Siebert: Das Projekt läuft seit 2015, es wird finanziert vom Bund und vom Land Berlin. Träger ist die Organisation "Violence Prevention Network", die auch andere ähnliche Projekte durchführt in Berlin und einer der wichtigsten Deradikalisierungsakteure ist, die sich darum bemühen, junge Leute vom Abrutschen in einen gewalttätigen Islamismus bewahren möchte, damit sie eben nicht zu Kampfhandlungen ins Ausland zu reisen oder womöglich sogar hier terroristisch aktiv werden. In der Sehitlik-Moschee hat Bahira - so heißt das Projekt - einen Workshop für Schüler aus Hessen durchgeführt, in dem es um die Darstellung der eigenen Arbeit ging, wo gerade in Moscheegemeinden für das Thema sensibilisiert werden soll. Und im Idealfall auch in Gemeinde selber schon Vorbeugung angeleiert wird.
Rückschritt für Deradikalisierungsbemühungen
Ensminger: Sie haben uns geschildert was geschehen sein soll, wie ist der Vorfall denn aus Ihrer Sicht einzuordnen?
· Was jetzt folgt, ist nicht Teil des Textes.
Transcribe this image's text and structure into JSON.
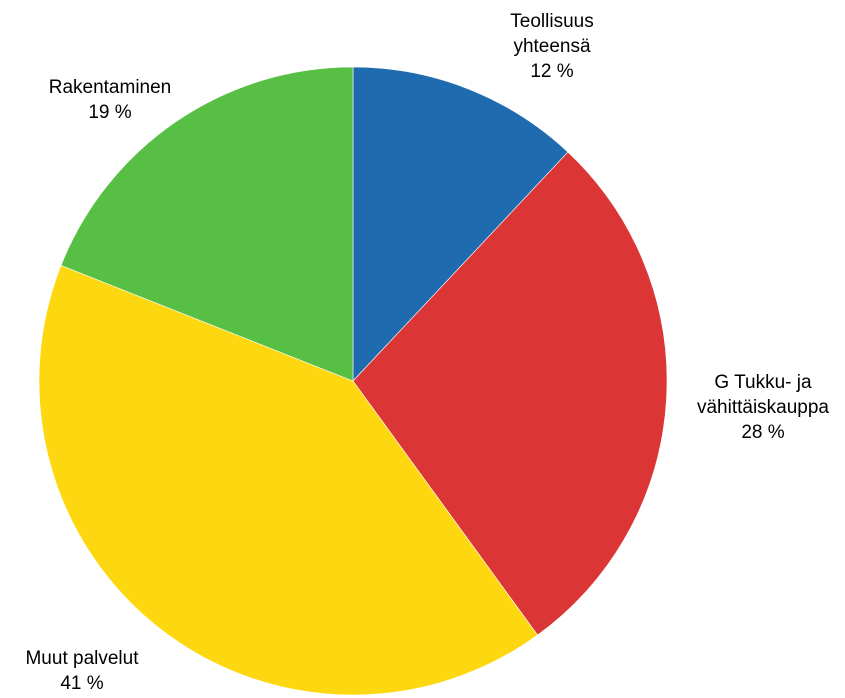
{
  "chart_data": {
    "type": "pie",
    "slices": [
      {
        "label_lines": [
          "Teollisuus",
          "yhteensä"
        ],
        "value": 12,
        "value_label": "12 %",
        "color": "#1F6BB0"
      },
      {
        "label_lines": [
          "G Tukku- ja",
          "vähittäiskauppa"
        ],
        "value": 28,
        "value_label": "28 %",
        "color": "#DC3535"
      },
      {
        "label_lines": [
          "Muut palvelut"
        ],
        "value": 41,
        "value_label": "41 %",
        "color": "#FDD811"
      },
      {
        "label_lines": [
          "Rakentaminen"
        ],
        "value": 19,
        "value_label": "19 %",
        "color": "#56BF44"
      }
    ],
    "start_angle": "12 o'clock",
    "direction": "clockwise",
    "legend": "none"
  }
}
Siebert: Es ist kein gutes Zeichen. Zum einen, weil es für die deutschen Organisationen, gerade auch wenn sie sich um Deradikalisierung bemühen, ohnehin schwierig ist, an ihre potentiellen Klienten zu kommen. Da ist zwar die Sehitlik-Moschee kein "Hot spot", für Radikalisierung sind in Berlin eher andere Moscheen berüchtigt. Aber es war immerhin eine Art offener Türspalt in die Szene. Zum andern zeigt es, dass die Akteure in Deutschland, die an der Leine des türkischen Staates sind, dazu gehört Ditib, dass die immer weniger an Brücken in die hiesige Gesellschaft interessiert sind. Die Sehitlik-Moschee war jahrelang die offenste, auch offenherzigste Institution, die immer wieder Nichtmuslime zum Besuch eingeladen hat, die das interreligiöse Gespräch gesucht hat und auch in deutscher Sprache zu fast allen anfallenden Gesprächsthemen Stellung bezogen hat. Das ist jetzt anders. Man schottet sich mehr ab.
Man bleibt lieber unter sich, die Offenheit ist vorbei, das sagte auch Thomas Mücke von Violence Prevention Network heute. Und das ist schlecht. Denn auch andere islamische Gemeinden stehen jetzt nicht Schlange, um mit dem Staat und solchen Organisationen zu kooperieren. Das Ganze reißt hier wirklich eine Lücke.